As an example, she recalls an elderly woman in a group home who fell and was rushed to the ER due to concerns about an injury to her hip from the fall. The transition care manager received a real-time notification, and was able to see the patient at the ER and talk to the primary care physician and the care coordinator about the case. Based on the patient’s healthcare needs, the team decided an acute rehab facility was a better choice instead of the ER. “Being able to communicate with all the healthcare team about the case, we were able to give the patient the right level of care,” she says.
Vanaskie credits the success of the care management model at SHP, with both the transition care manager at hospitals and care coordinators at the primary care practices, for the lower readmission rate, but also acknowledges that technology played a key role.

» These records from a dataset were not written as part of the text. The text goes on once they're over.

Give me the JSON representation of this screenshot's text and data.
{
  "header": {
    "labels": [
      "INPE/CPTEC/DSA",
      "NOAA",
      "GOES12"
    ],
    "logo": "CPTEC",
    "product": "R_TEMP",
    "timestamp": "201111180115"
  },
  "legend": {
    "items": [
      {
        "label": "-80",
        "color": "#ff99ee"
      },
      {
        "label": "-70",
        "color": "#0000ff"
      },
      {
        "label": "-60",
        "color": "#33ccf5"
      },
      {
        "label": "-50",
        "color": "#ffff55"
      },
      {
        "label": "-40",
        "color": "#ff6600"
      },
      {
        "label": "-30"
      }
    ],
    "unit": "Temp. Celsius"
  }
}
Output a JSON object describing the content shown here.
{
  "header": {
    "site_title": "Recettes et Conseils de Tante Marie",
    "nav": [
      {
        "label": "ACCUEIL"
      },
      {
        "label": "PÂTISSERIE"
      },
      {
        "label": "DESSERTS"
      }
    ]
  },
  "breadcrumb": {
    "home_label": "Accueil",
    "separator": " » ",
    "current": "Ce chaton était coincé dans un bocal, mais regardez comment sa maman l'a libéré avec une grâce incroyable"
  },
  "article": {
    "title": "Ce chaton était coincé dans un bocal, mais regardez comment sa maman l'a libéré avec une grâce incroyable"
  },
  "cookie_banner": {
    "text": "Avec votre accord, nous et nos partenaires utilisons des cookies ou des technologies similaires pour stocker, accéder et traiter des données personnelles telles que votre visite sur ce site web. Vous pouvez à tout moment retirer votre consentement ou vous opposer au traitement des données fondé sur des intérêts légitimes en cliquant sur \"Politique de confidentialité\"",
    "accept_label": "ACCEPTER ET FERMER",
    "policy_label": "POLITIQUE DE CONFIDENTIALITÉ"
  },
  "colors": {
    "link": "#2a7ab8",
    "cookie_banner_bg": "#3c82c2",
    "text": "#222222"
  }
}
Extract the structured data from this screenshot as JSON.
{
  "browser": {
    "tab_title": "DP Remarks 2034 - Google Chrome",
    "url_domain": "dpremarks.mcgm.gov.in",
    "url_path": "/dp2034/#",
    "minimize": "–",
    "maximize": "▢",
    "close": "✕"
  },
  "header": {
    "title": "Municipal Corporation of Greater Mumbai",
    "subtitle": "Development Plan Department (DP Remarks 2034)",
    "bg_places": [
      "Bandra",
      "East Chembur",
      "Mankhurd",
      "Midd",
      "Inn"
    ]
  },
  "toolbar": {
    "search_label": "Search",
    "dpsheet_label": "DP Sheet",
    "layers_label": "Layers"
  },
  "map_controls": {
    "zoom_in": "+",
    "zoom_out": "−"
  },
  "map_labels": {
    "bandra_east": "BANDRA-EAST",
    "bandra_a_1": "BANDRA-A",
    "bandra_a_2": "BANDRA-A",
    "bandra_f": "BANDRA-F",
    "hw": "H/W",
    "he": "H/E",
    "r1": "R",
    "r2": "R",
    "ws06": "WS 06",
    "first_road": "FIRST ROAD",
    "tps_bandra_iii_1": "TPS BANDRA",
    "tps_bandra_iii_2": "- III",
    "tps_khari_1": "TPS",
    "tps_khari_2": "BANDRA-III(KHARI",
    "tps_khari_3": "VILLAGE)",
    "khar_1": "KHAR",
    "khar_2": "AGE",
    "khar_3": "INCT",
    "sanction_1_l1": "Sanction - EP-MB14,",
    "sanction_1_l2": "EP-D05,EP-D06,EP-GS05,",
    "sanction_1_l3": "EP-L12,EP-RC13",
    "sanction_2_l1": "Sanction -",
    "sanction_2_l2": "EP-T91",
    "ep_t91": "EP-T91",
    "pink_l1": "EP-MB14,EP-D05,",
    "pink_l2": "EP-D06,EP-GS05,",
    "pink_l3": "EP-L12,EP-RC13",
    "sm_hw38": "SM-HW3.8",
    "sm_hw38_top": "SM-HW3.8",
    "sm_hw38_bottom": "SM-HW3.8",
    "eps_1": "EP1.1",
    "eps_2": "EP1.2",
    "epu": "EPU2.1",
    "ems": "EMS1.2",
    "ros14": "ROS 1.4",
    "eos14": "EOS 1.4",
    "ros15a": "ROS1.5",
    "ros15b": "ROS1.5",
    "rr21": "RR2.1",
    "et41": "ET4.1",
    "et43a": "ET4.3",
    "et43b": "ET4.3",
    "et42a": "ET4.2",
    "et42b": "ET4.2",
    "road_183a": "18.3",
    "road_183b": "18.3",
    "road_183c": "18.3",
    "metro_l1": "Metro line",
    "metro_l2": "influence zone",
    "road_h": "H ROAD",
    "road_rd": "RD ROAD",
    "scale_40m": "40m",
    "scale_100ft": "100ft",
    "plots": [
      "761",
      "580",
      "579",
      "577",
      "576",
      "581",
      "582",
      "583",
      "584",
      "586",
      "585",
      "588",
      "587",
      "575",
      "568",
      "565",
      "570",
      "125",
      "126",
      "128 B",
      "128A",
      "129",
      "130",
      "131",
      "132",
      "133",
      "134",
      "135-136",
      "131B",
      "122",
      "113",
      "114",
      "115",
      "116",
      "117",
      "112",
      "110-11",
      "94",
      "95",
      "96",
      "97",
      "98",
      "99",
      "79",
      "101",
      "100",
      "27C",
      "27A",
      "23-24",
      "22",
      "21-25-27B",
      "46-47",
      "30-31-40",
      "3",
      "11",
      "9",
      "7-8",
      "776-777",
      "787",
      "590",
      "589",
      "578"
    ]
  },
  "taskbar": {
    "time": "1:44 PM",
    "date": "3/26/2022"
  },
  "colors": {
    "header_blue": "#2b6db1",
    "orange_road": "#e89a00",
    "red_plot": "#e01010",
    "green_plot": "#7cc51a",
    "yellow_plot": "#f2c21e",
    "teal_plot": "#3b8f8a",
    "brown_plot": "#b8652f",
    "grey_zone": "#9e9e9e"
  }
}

She continues, “The technology platform that Faron and David have given us allows us to keep our arms around those moderate to high-risk patients. The care management team is in close communication and we couldn’t do that without technology. We’d be using telephone and voicemails, but now we get answers right away.”
And, SHP’s creative adaption of existing technologies has closed the technology gap for its ambulatory care management with very little incremental investment.